Objectives. This study investigated the relationships between client personality traits, and changes in those traits after cognitive behavioral or psychodynamic short-term therapy, and clients’ perceived working alliances with their therapists and their clinical outcomes at a university training clinic in Sweden.
Design. This was a longitudinal study, with the measures collected at pre- and post-therapy.
Methods. The sample consisted of 138 clients with moderate psychological symptoms. Personality traits were measured using the Health-Relevant Personality Inventory, a health-relevant instrument that measures five factors.
Results. The results showed that Antagonism, Impulsivity, Hedonic Capacity, and Negative Affectivity improved significantly during therapy, while Alexithymia did not. Pre-therapy personality traits were not related to perceived working alliances (as measured by the Working Alliance Inventory) or therapeutic outcomes (as measured by the Clinical Outcomes in Routine Evaluation Outcome Measure). Post-therapy personality traits negative affectivity, hedonic capacity and alexithymia were related to working alliance, and changes in personality traits were predictive of therapy outcome. The change in Hedonic Capacity and Negative Affectivity explained about 20% of the variance in post-therapy symptoms after controlling for pre-therapy symptoms.
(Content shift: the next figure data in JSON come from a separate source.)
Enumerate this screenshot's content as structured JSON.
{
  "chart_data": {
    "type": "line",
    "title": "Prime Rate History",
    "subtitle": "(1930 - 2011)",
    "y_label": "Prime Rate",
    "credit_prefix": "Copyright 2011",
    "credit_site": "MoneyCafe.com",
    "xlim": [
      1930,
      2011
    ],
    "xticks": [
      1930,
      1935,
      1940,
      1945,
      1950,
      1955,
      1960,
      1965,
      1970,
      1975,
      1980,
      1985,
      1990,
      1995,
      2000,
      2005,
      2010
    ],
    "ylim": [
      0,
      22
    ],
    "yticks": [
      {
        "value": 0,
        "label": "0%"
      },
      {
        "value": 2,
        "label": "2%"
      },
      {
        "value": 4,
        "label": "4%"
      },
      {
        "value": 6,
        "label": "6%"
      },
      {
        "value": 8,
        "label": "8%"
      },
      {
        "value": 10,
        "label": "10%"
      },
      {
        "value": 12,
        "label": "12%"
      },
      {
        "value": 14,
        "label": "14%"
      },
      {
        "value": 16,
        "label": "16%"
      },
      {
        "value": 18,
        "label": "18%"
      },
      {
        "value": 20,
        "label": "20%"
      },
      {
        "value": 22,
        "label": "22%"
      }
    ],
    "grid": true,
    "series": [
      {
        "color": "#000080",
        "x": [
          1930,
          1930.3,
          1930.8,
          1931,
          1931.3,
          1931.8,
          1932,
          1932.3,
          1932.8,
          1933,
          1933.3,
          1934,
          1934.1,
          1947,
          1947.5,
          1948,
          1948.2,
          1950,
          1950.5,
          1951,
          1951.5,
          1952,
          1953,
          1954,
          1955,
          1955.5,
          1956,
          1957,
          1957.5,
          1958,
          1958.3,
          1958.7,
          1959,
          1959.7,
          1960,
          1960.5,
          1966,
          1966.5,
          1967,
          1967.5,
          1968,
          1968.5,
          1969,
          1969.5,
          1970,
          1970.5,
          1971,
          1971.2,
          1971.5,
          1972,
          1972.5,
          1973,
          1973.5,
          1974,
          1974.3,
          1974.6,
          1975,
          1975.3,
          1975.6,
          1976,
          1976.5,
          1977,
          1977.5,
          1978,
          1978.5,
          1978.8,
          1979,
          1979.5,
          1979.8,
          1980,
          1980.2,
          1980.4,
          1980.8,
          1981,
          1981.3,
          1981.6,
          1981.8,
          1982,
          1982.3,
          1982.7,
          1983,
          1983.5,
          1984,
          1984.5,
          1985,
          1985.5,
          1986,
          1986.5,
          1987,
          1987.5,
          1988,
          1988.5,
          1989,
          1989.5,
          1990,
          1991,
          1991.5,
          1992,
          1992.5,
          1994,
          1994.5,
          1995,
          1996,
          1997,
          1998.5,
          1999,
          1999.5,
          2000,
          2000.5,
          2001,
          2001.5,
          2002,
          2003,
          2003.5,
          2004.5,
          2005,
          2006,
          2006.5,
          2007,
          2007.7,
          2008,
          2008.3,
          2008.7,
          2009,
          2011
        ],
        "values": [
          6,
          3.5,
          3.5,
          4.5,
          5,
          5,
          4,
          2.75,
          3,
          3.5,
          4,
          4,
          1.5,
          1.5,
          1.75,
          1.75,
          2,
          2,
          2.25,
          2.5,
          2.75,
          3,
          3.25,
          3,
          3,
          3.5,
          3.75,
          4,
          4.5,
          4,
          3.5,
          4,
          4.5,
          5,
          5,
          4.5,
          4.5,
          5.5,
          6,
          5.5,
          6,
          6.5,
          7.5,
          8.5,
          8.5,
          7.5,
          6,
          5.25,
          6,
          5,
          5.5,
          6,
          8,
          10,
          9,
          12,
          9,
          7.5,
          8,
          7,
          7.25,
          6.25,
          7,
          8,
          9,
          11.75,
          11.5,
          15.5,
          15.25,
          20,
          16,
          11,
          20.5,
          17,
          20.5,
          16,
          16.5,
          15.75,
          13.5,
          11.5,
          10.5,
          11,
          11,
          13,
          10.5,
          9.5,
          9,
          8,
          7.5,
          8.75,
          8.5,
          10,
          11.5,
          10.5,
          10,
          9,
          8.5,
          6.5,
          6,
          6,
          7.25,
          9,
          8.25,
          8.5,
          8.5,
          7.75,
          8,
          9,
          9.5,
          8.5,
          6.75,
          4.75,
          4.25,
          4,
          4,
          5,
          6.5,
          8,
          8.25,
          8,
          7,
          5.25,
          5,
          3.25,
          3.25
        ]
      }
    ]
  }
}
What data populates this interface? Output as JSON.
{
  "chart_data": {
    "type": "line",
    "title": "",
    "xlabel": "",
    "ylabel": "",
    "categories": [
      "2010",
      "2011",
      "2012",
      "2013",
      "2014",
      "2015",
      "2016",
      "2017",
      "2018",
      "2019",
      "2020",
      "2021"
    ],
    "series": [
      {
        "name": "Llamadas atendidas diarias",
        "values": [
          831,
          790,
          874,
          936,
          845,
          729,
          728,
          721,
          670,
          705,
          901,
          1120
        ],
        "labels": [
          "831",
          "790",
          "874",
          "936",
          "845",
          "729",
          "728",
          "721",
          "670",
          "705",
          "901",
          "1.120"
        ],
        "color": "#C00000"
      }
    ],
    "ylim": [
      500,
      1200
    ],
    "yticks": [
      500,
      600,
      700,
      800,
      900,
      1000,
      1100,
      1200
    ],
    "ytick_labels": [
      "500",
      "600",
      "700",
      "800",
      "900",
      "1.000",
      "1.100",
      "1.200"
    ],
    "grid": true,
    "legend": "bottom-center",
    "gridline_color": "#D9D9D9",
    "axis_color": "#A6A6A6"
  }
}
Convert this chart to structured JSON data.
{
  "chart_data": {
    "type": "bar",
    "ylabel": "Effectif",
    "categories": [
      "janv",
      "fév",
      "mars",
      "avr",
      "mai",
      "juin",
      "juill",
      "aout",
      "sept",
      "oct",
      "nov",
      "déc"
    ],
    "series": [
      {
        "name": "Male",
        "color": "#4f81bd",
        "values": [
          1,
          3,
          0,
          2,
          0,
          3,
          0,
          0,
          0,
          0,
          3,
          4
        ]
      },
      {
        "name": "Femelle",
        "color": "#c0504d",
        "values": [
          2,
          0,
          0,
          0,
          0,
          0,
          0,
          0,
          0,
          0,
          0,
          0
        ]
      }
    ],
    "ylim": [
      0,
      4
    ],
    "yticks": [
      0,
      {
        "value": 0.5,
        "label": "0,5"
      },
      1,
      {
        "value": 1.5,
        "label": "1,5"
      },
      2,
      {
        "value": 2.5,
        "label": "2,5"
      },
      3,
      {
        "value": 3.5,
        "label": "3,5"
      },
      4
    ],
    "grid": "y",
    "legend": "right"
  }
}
Conclusions. The results suggest that therapeutic foci on hedonism (extraversion) and negative affectivity (neuroticism) could be important for working alliance formation and symptom reduction in therapy. Future research should examine whether changes in clients’ negative affectivity or hedonic capacity mediates the relation between perceived working alliance quality and clinical outcome in training and other psychotherapeutic contexts.